After a while Dr Sanjeev takes over and I stand back. Every few minutes we stopped to check, every few minutes, nothing. Underneath the seeming chaos, the insistent ringing of the alarms, the calls back and forth of drug doses and blood pressures and milliamperes there is order, and underneath that a growing quiet, a sense of rising despair. People not directly involved turn to each other and murmur.
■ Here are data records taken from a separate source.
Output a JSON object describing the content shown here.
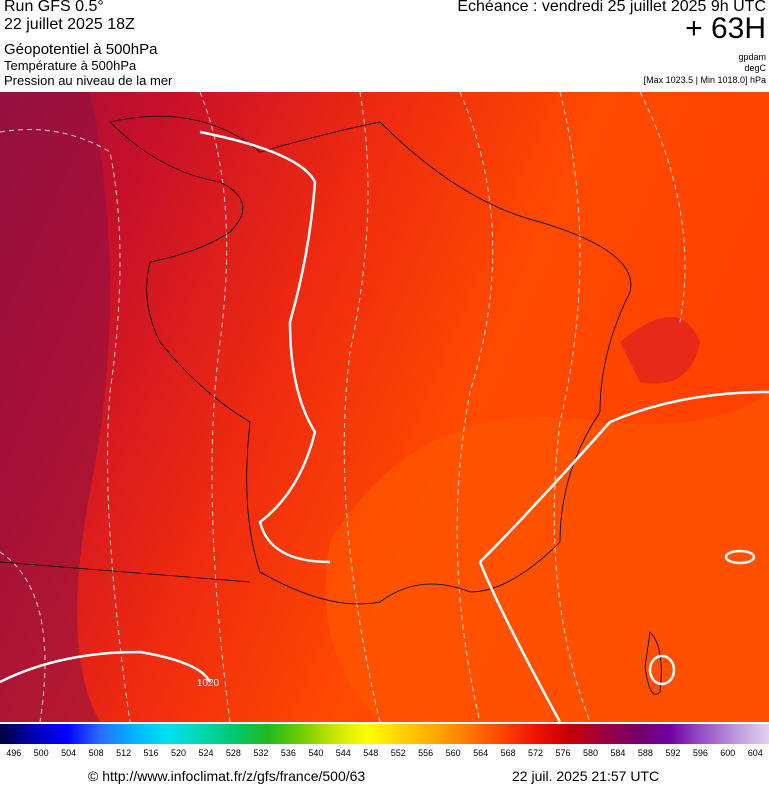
{
  "header": {
    "run": "Run GFS 0.5°",
    "date": "22 juillet 2025 18Z",
    "fields": [
      "Géopotentiel à 500hPa",
      "Température à 500hPa",
      "Pression au niveau de la mer"
    ],
    "echeance": "Echéance : vendredi 25 juillet 2025 9h UTC",
    "offset": "+ 63H",
    "units": [
      "gpdam",
      "degC",
      "[Max 1023.5 | Min 1018.0] hPa"
    ]
  },
  "map": {
    "isobar_label": "1020"
  },
  "colorbar": {
    "labels": [
      496,
      500,
      504,
      508,
      512,
      516,
      520,
      524,
      528,
      532,
      536,
      540,
      544,
      548,
      552,
      556,
      560,
      564,
      568,
      572,
      576,
      580,
      584,
      588,
      592,
      596,
      600,
      604
    ]
  },
  "footer": {
    "credit": "© http://www.infoclimat.fr/z/gfs/france/500/63",
    "timestamp": "22 juil. 2025 21:57 UTC"
  }
}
At least ten minutes down-time in the car. Forty five minutes in resus without oxygen. Asystolic almost all that time. Survival after this is at best a matter of increments - we may save a bit of mobility, he may be able to open his eyes. The undamaged man is long gone.
The door bleeped behind me and Dr Kaspar emerged. She had been talking to the family.
"Pause" she says. Dr Sanjeev steps down, I step up, put my hands on Mr Fell's chest, right hand gripping left, elbows locked. Dr Kaspar gazes at the monitor. Nothing. Everyone gazes at Dr Kaspar.
"How long?" she says.
"Forty eight minutes."
"That's it" she says. "I'm calling it." She peels her gloves off. "Time of death, ."
And like that, he is dead. It is as if she speaks death, as if her words slay. There will be no feeding tube for Mr Fell, no blank stare, no aphasia, no nurses turning him every few hours, tubes in and out of orifices.
Dr Kaspar turns and goes out to speak to the widow. I know she hates this bit. But I also know the last time Mrs Fell saw her husband alive he was walking and talking and laughing, the man she married. I hesitate to draw a moral from this kind of event, as if it were something performed with us in mind, played out for some didactic purpose, but if I did it would be that I believe, almost as much as I believe anything, that Dr Kaspar has said the right thing.